Portfolio · Case Study
A two-phase agentic system for automated engineering support ticket triage. When a Jira ticket is created, a webhook triggers Phase A — a fast LLM classifier (~6 seconds) that routes the ticket to the correct project and repository. Phase B launches a Claude Code investigation agent inside the target repo (~2.4 minutes), reading CLAUDE.md, tracing relevant files, checking git history, and producing a structured root cause analysis with a proposed fix. A human-in-the-loop approval gate sits between diagnosis and Phase C, where a dev agent implements the approved fix and opens a pull request. A Mem0 learning loop captures HITL corrections, PR outcomes, and CI failures to continuously improve future investigations.
Phase A is cheap — a 6-second classifier that routes the ticket to the right repo. Phase B is expensive — 2.4 minutes of full codebase investigation. Separating them means a misclassification costs 6 seconds to catch, not 2.4 minutes. The HITL gate sits between diagnosis and implementation: the most expensive mistake is a code change, not a classification.
Each signal type writes a different category of memory. At the start of Phase B, the agent searches Mem0 for the project and ticket keywords — returning relevant prior investigations, known repo quirks, and fix patterns that worked. At Phase C, the agent retrieves implementation-level memories: which approaches were rejected in PR review and why.
Each project has a dedicated devcontainer — its own filesystem, ports, and dependency stack. When the dev agent is dispatched, it enters that container's boundary. Changes stay isolated until a PR is opened and reviewed. There is no risk of one agent's work affecting another project or touching the production branch.
Phase B's structured investigation lands directly in the ticket as a TriageAgent comment — the same surface the team already uses.

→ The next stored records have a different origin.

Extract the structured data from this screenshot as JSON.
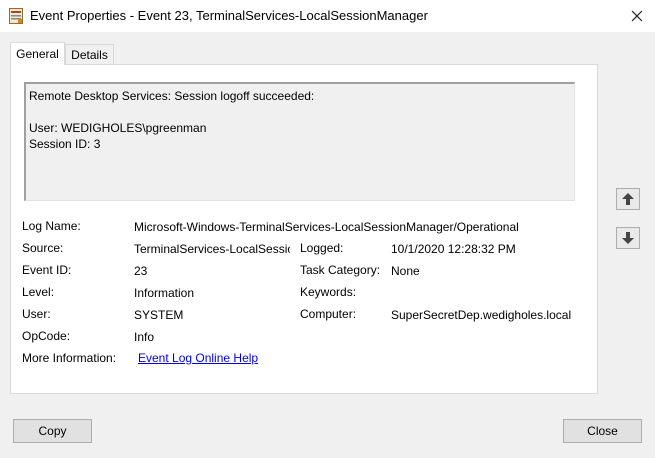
{
  "window": {
    "title": "Event Properties - Event 23, TerminalServices-LocalSessionManager"
  },
  "tabs": [
    {
      "label": "General",
      "active": true
    },
    {
      "label": "Details",
      "active": false
    }
  ],
  "description": {
    "line1": "Remote Desktop Services: Session logoff succeeded:",
    "line2": "",
    "line3": "User: WEDIGHOLES\\pgreenman",
    "line4": "Session ID: 3"
  },
  "fields": {
    "log_name": {
      "label": "Log Name:",
      "value": "Microsoft-Windows-TerminalServices-LocalSessionManager/Operational"
    },
    "source": {
      "label": "Source:",
      "value": "TerminalServices-LocalSessio"
    },
    "logged": {
      "label": "Logged:",
      "value": "10/1/2020 12:28:32 PM"
    },
    "event_id": {
      "label": "Event ID:",
      "value": "23"
    },
    "task_category": {
      "label": "Task Category:",
      "value": "None"
    },
    "level": {
      "label": "Level:",
      "value": "Information"
    },
    "keywords": {
      "label": "Keywords:",
      "value": ""
    },
    "user": {
      "label": "User:",
      "value": "SYSTEM"
    },
    "computer": {
      "label": "Computer:",
      "value": "SuperSecretDep.wedigholes.local"
    },
    "opcode": {
      "label": "OpCode:",
      "value": "Info"
    },
    "more_info": {
      "label": "More Information:",
      "link": "Event Log Online Help"
    }
  },
  "buttons": {
    "copy": "Copy",
    "close": "Close"
  },
  "icons": {
    "app": "event-viewer-icon",
    "close": "close-icon",
    "up": "arrow-up-icon",
    "down": "arrow-down-icon"
  }
}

Every Phase B finding fans out to Slack as a structured card — humans approve or override in two taps without opening Jira.
Every HITL correction, PR outcome, and CI failure writes back to Mem0 — the agent gets better at the next ticket without retraining.
Once approved, the dev agent implements the fix in an isolated worktree, opens a PR, and runs the test suite — the reviewer sees the result, not the process.
triage-agent bot account branches, commits, and opens the pull request.